How to optimize your ML development process based on the problem you’re trying to solve.

production machine learning

People often talk about integrating machine learning into their business. But, this conversation is often driven only as part of a discussion on the strategy a company may want to take or the results that stakeholders want for a given problem.

This means that ‘machine learning’ is often used as a blanket description for the means of solving a problem, without reflecting the nature of that problem. Systematically, and I would argue as a consequence, achieving production status for a machine learning solution is neglected as an afterthought.

This blog will flesh out examples of how machine learning solutions can actually take on fundamentally different forms, and how these forms lead to practically different (and sometimes cross-purpose) production scenarios with radically different pain-points.

Estimates as a service

Let us take as our reference model the simple linear regression model

Ŷ = β X + α

In the estimates as a service framework, your core responsibility is a set of estimates Ŷ. A concrete example of this would be predicting the market close prices of every stock on the NASDAQ. In this use case, the domain for your model outputs is static or slowly changing. The model, which we can just refer to as β for now, is essentially arbitrary. The core delivery for your system is a constrained set of estimates, that are meant to be as accurate as possible, and essentially nothing else.

The main production questions you need to answer in this scenario are:

  • How often are my estimates updated?
  • How are my estimates versioned?
  • How stable is my model across estimate versions?

In this scenario you do not necessarily operate in real-time, so estimates can be hosted in some database and vended via a simple micro-service. Performance (latency, throughput) should not be a major issue since you may be essentially just vending values. The pain-point for this scenario is synchronous (deployment) and asynchronous (research) validation of estimates. Overall though, it should be considered a relatively manageable situation to be in, as there is less risk of fundamental failure.

Model as a service

In the model as a service framework, your core responsibility is to vendor as robust a model β as possible. The input domain for your problem is known to be mostly unbounded. For example, if you are Facebook trying to deploy automatic photo tagging, you understand you can’t really put concrete bounds on the domain of photos that you have to make predictions for.

The unbounded nature of the domain for a model as a service platform is one of the major pain-points. This is essentially the training data vs testing data problem played out in the real world.

Another pain-point is performance. Surfacing a set of estimates on a bounded domain is relatively easy. Directly surfacing your model requires consideration of resource management, latency, and throughput. These performance considerations interact and conflict with model choice.

The main production questions you need to answer in this scenario are:

  • Do I have sufficient computational resources to manage demand for my service?
  • Am I confident that my model is robust to expected user behaviour?

The model as a service problem is solved by heavy engineering and research investment. Performance tradeoff in accuracy and throughput for model variations needs to be thoroughly researched and understood.

Workflow as a service

In the workflow as a service framework, your core responsibility is to take ownership of, and service, a platform for model training and estimate generation. You are responsible for being able to explore the model choice β efficiently in order to produce a good set of estimate Y for a new clients dataset X. In this use case, the skills of your machine learning researchers and data scientists are offered on-demand to solve entirely new problems (although perhaps restricted to a given domain). The pain points in this scenario are to automate as much of your workflow as possible in order to achieve efficient turn around. The workflow as a service platform solves the problem of consultancy and building new client relationships.
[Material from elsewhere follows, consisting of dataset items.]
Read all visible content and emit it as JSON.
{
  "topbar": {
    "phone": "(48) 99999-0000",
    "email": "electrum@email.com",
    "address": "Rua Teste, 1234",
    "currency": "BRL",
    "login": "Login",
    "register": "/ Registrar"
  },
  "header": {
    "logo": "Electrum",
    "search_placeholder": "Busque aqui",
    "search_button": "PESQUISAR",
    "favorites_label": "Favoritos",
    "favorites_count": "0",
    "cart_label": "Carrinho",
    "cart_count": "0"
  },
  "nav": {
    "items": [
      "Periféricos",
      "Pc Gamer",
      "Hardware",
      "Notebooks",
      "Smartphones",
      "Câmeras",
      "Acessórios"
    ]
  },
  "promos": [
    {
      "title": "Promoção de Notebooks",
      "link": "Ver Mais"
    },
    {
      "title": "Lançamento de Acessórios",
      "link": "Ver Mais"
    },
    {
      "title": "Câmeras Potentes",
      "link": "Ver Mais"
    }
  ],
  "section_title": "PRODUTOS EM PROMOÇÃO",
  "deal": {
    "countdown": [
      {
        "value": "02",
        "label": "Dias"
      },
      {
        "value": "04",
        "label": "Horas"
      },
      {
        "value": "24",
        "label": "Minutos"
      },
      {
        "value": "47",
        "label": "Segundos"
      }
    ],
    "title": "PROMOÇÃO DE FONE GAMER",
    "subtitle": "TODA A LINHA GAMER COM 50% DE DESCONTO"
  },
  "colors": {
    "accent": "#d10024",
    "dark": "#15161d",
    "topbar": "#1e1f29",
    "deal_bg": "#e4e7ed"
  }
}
Often, companies or teams will make the mistake of solving the model as a service problem, when their current level of maturity is more suited to a workflow as a service platform. The mistake is essentially in assuming that solving the model as a service problem automatically solves the workflow as a service problem. This is not really the case. Having one bespoke model and pipeline does not really help you generalize to new domains or new clients.

Turnaround in the workflow as a service framework is the most essential driver of success. This translates to the ethos that: if you are growing a business, or a team within a large company, it is important to make sure you have an ecosystem in place to generate models to solve problems before over-investing resources in a single deployment strategy.
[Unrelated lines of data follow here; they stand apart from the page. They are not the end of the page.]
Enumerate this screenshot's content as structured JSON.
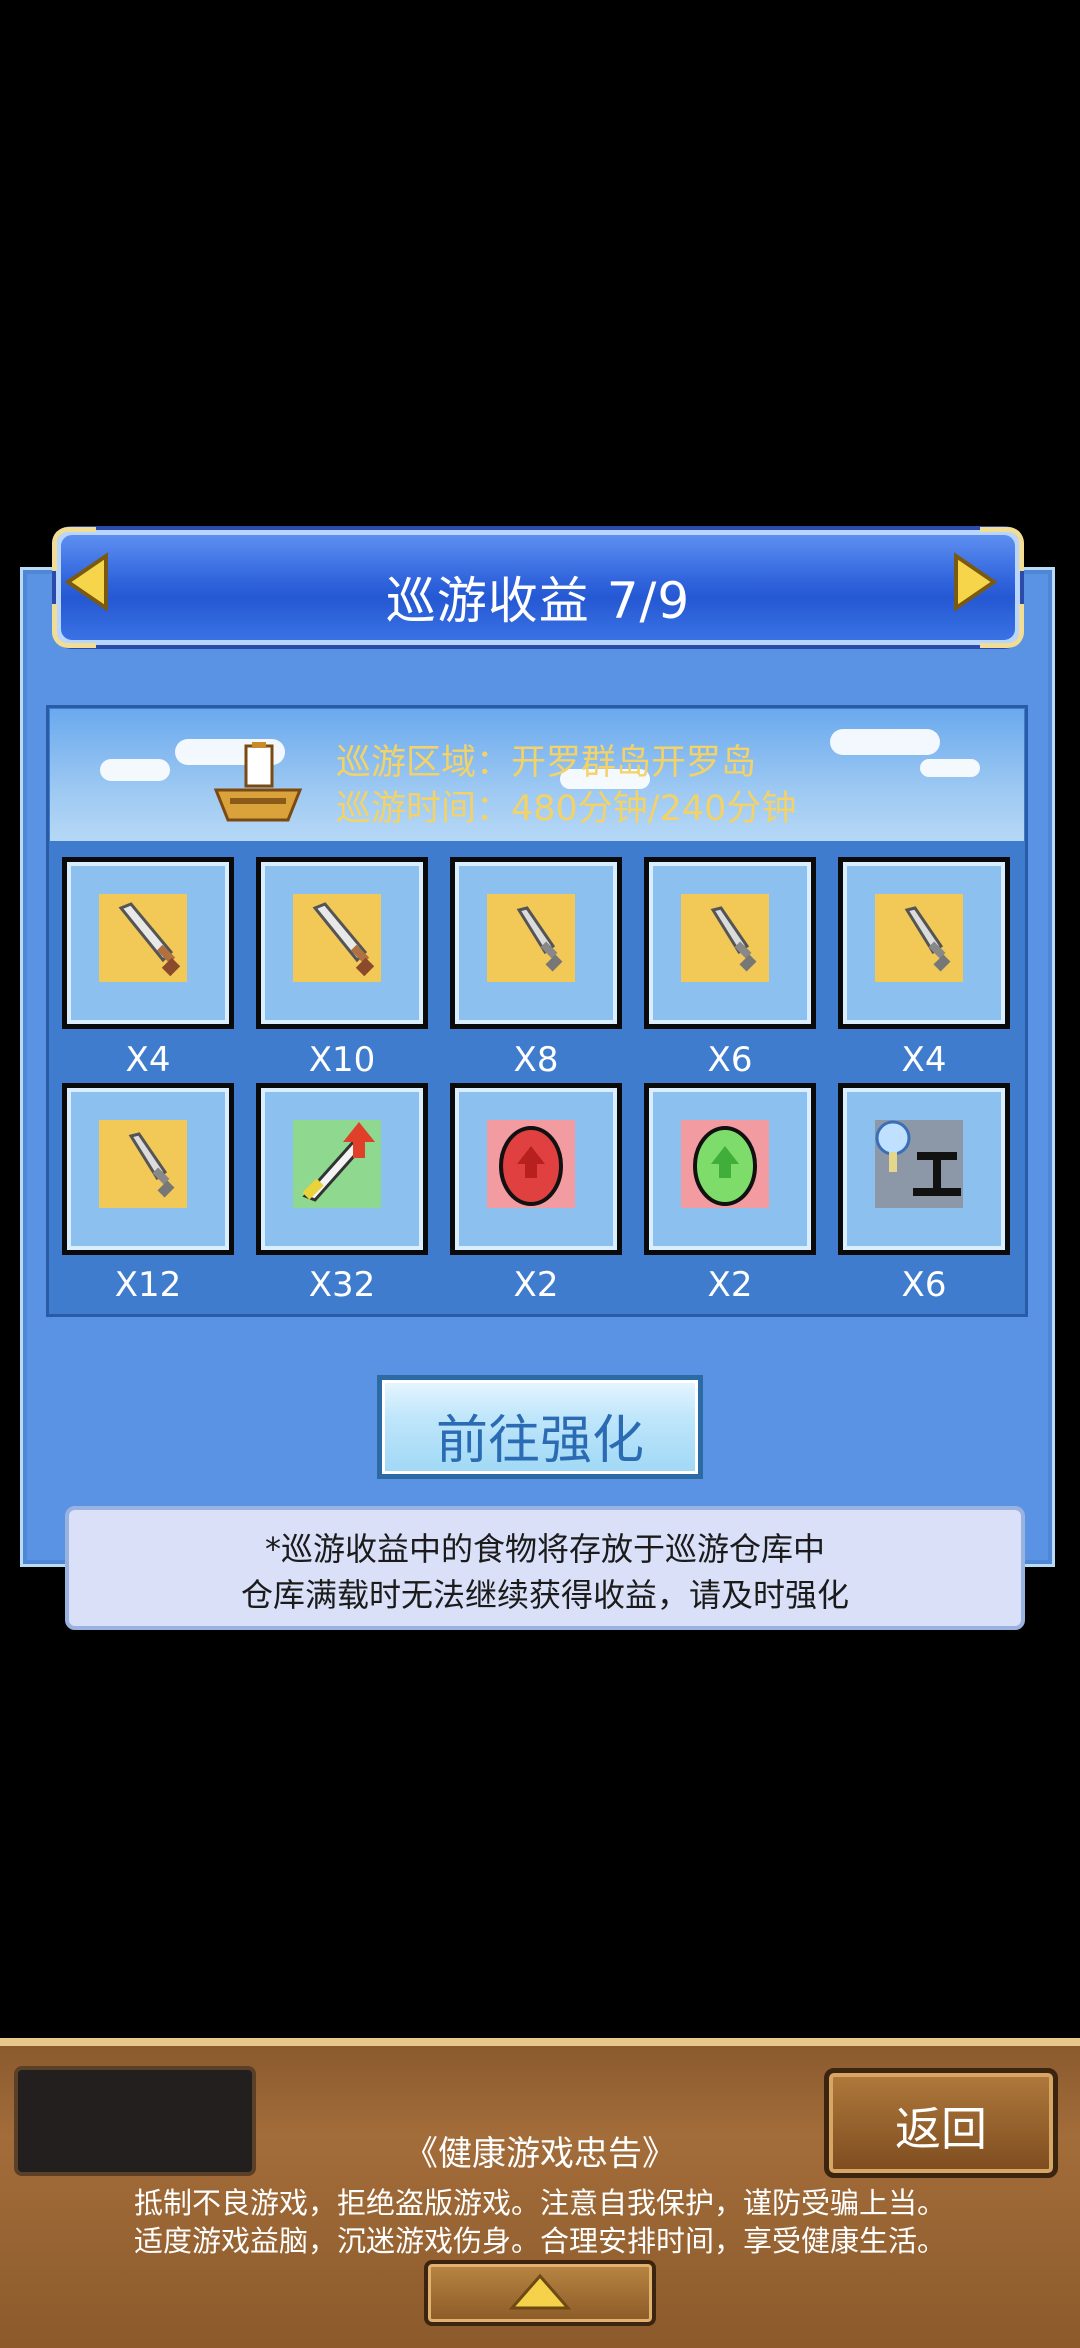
{
  "dialog": {
    "title": "巡游收益 7/9",
    "region_line": "巡游区域：开罗群岛开罗岛",
    "time_line": "巡游时间：480分钟/240分钟"
  },
  "items": [
    {
      "icon": "sword-icon",
      "qty": "X4"
    },
    {
      "icon": "sword-icon",
      "qty": "X10"
    },
    {
      "icon": "dagger-icon",
      "qty": "X8"
    },
    {
      "icon": "dagger-icon",
      "qty": "X6"
    },
    {
      "icon": "dagger-icon",
      "qty": "X4"
    },
    {
      "icon": "dagger-icon",
      "qty": "X12"
    },
    {
      "icon": "sword-upgrade-icon",
      "qty": "X32"
    },
    {
      "icon": "red-egg-icon",
      "qty": "X2"
    },
    {
      "icon": "green-egg-icon",
      "qty": "X2"
    },
    {
      "icon": "tool-icon",
      "qty": "X6"
    }
  ],
  "actions": {
    "go_enhance": "前往强化"
  },
  "notice": {
    "line1": "*巡游收益中的食物将存放于巡游仓库中",
    "line2": "仓库满载时无法继续获得收益，请及时强化"
  },
  "bottom": {
    "back_label": "返回",
    "health_title": "《健康游戏忠告》",
    "health_line1": "抵制不良游戏，拒绝盗版游戏。注意自我保护，谨防受骗上当。",
    "health_line2": "适度游戏益脑，沉迷游戏伤身。合理安排时间，享受健康生活。"
  },
  "colors": {
    "dialog_bg": "#5a93e4",
    "title_bar": "#2f63dc",
    "info_text": "#f3d267",
    "button_text": "#2b6bb3",
    "bottom_panel": "#a36d3a"
  }
}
As an additional requirement, you need to solve the problem of data processing and exploration on top of model generation.

The main production questions you need to answer in this scenario are:

  • Can I reliably extend or alter my current tooling?
  • How do I validate the performance of a new model?
  • Is my platform easy for new employees to use?

These can actually be quite difficult architectural problems to solve. The best approach is to focus on modularity and usability. Some key investments that will pay dividends are investing in

  • Making resource provisioning easy
  • Modularizing data processing and machine learning tooling
  • Prioritizing API stability

The key takeaway from this post should be to understand that machine learning solutions come in different forms, and often with opposing requirements to achieve production. My recommendation for team leaders and business owners would be to always define your problem scope before sinking time into machine learning development. Invest resources based on the form of the problem you are really trying to solve.